Door ons zal daarom thans eene oproeping van sollicitanten worden gedaan, waarnaar U ten spoedigste een voordracht ter benoeming van een vader en eene moeder in het Algemeen Weeshuis zal worden toegezonden.-
Bij Uwe beschikking dd 28 November 1913 werd door U goedgevonden, dat aan Mej: Wed: R. Visser, bij het verlaten harer betrekking een pensioen, ten laste der kas onzer instelling, werd verleend ad f 140.- ’s jaars. Dit bedrag werd indertijd door ons zelf voorgesteld, doch thans meene wij daarop te moeten terugkomen als zijnde o.i. te laag. Het bedrag harer jaarwedde ad f 350.- en het genot van vrije inwoning, kost, vuur, licht en geneeskundige hulp, kunnen- in aanmerking nemende de wijze waarop deze bijkomende emolumenten worden genoten- o.i. veilig worden gesteld op een gezamenlijk bedrag van f 900.- per jaar. Wanneer men nu rekening houdt met haar bijna 20-jarigen dienst- eerst met haren man samen en sedert 11 October 1913 alleen- en daarbij in aanmerking neemt de uitstekende wijze waarop zij zich steeds van hare taak heeft gekweten, zal men het met ons eens zijn, dat een pensioen van f 140.- ’s jaars, geene belooning is in verhouding met hetgeen zij in hare betrekking heeft gepresteerd en voor de liefderijke behandeling der weezen.

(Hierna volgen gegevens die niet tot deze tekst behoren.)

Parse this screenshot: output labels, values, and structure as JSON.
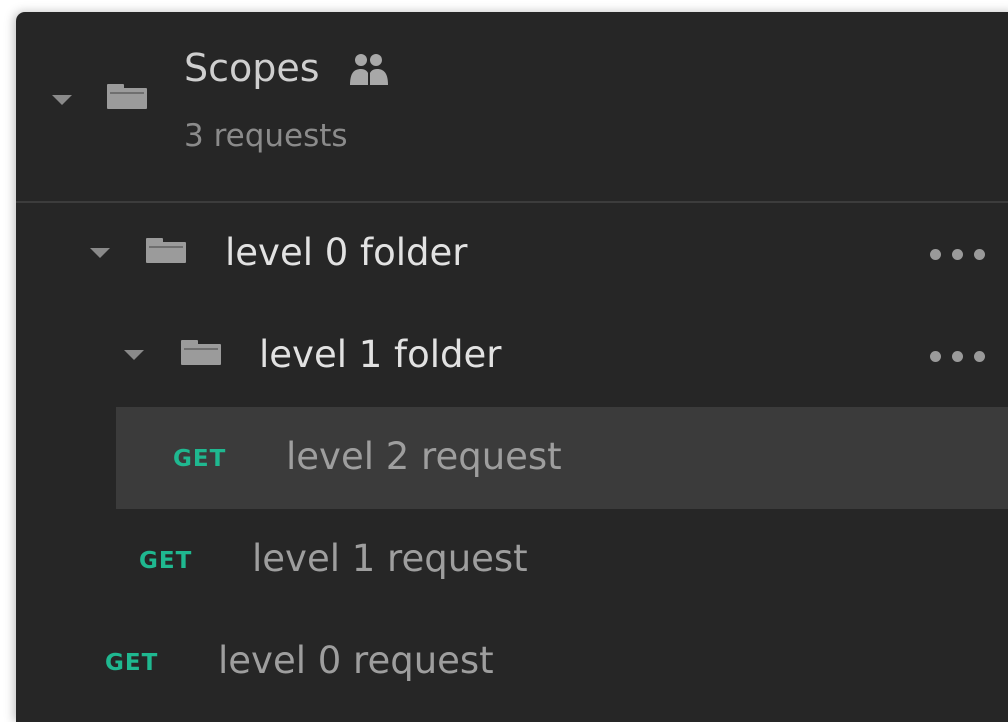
{
  "collection": {
    "name": "Scopes",
    "request_count": "3 requests",
    "shared_icon": "people-icon",
    "folder_icon": "folder-icon"
  },
  "tree": {
    "level0_folder": {
      "label": "level 0 folder",
      "expanded": true,
      "more_icon": "more-icon"
    },
    "level1_folder": {
      "label": "level 1 folder",
      "expanded": true,
      "more_icon": "more-icon"
    },
    "level2_request": {
      "method": "GET",
      "label": "level 2 request",
      "selected": true
    },
    "level1_request": {
      "method": "GET",
      "label": "level 1 request"
    },
    "level0_request": {
      "method": "GET",
      "label": "level 0 request"
    }
  },
  "colors": {
    "panel_bg": "#262626",
    "selected_bg": "#3b3b3b",
    "get_method": "#1fb890"
  }
}
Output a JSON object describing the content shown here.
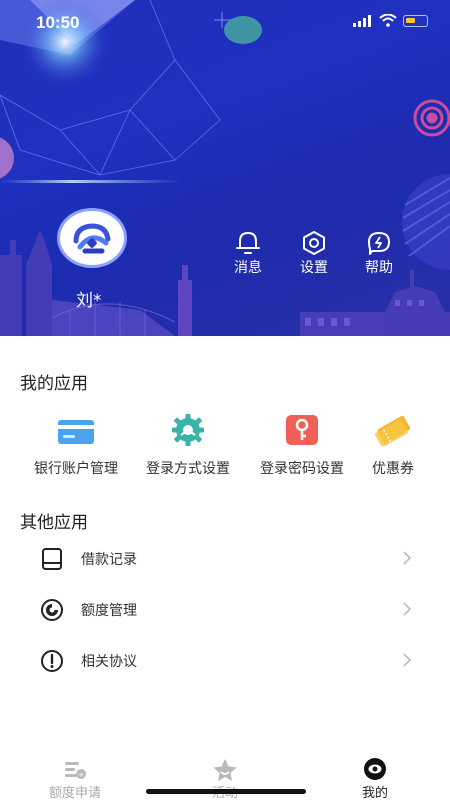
{
  "status_bar": {
    "time": "10:50"
  },
  "profile": {
    "username": "刘*"
  },
  "header_actions": [
    {
      "label": "消息",
      "icon": "bell-icon"
    },
    {
      "label": "设置",
      "icon": "settings-icon"
    },
    {
      "label": "帮助",
      "icon": "help-chat-icon"
    }
  ],
  "my_apps": {
    "title": "我的应用",
    "items": [
      {
        "label": "银行账户管理",
        "icon": "bank-card-icon",
        "color": "#4aa3ee"
      },
      {
        "label": "登录方式设置",
        "icon": "gear-icon",
        "color": "#3bb3a8"
      },
      {
        "label": "登录密码设置",
        "icon": "key-icon",
        "color": "#f06057"
      },
      {
        "label": "优惠券",
        "icon": "coupon-icon",
        "color": "#f5b52e"
      }
    ]
  },
  "other_apps": {
    "title": "其他应用",
    "items": [
      {
        "label": "借款记录",
        "icon": "record-icon"
      },
      {
        "label": "额度管理",
        "icon": "quota-icon"
      },
      {
        "label": "相关协议",
        "icon": "agreement-icon"
      }
    ]
  },
  "tab_bar": {
    "tabs": [
      {
        "label": "额度申请",
        "icon": "quota-apply-icon",
        "active": false
      },
      {
        "label": "活动",
        "icon": "star-activity-icon",
        "active": false
      },
      {
        "label": "我的",
        "icon": "profile-eye-icon",
        "active": true
      }
    ]
  },
  "colors": {
    "header_blue": "#1f2fb8",
    "active_tab": "#222222",
    "inactive_tab": "#aaaaaa"
  }
}
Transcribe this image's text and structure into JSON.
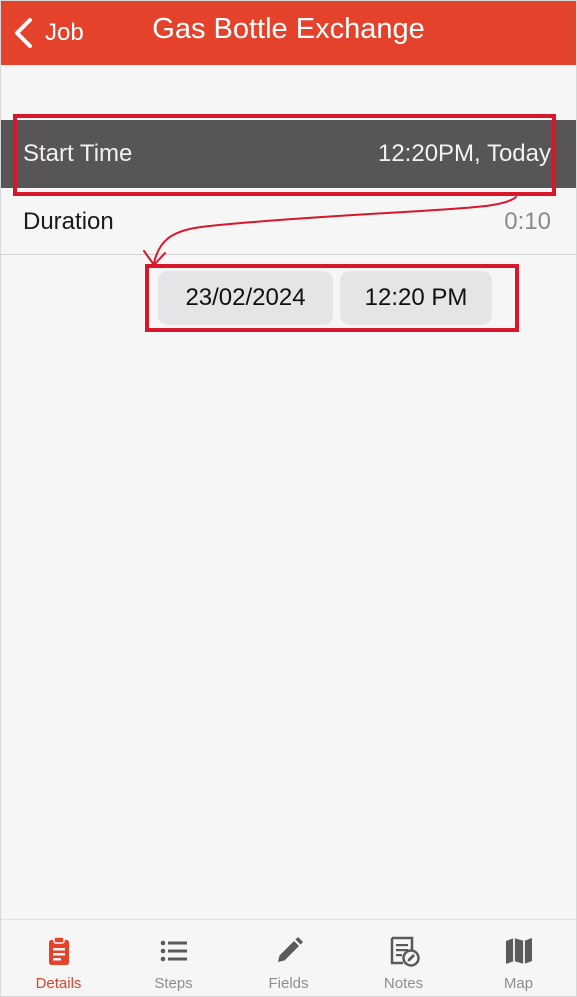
{
  "header": {
    "back_label": "Job",
    "title": "Gas Bottle Exchange",
    "color": "#e5422c"
  },
  "rows": {
    "start_time": {
      "label": "Start Time",
      "value": "12:20PM, Today",
      "selected": true
    },
    "duration": {
      "label": "Duration",
      "value": "0:10"
    }
  },
  "picker": {
    "date": "23/02/2024",
    "time": "12:20 PM"
  },
  "annotations": {
    "color": "#d8172a"
  },
  "tabs": [
    {
      "label": "Details",
      "icon": "clipboard-icon",
      "active": true
    },
    {
      "label": "Steps",
      "icon": "list-icon",
      "active": false
    },
    {
      "label": "Fields",
      "icon": "pencil-icon",
      "active": false
    },
    {
      "label": "Notes",
      "icon": "note-edit-icon",
      "active": false
    },
    {
      "label": "Map",
      "icon": "map-icon",
      "active": false
    }
  ]
}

In onze op heden gehouden vergadering werd dan ook eenparig besloten, bedoeld pensioen te verhoogen tot f 200.- per jaar.-
Beleefd verzoeken wij Uw College aan dit besluit, wel Uwe goedkeuring te willen hechten.-
Regenten van het Algemeen Weeshuis te Texel
Aug: C. Keyser Voorzitter
A. Langeveld Boekhouder


Benoeming herfst 1915 A. van der Ham en echtgenote uit Naarden.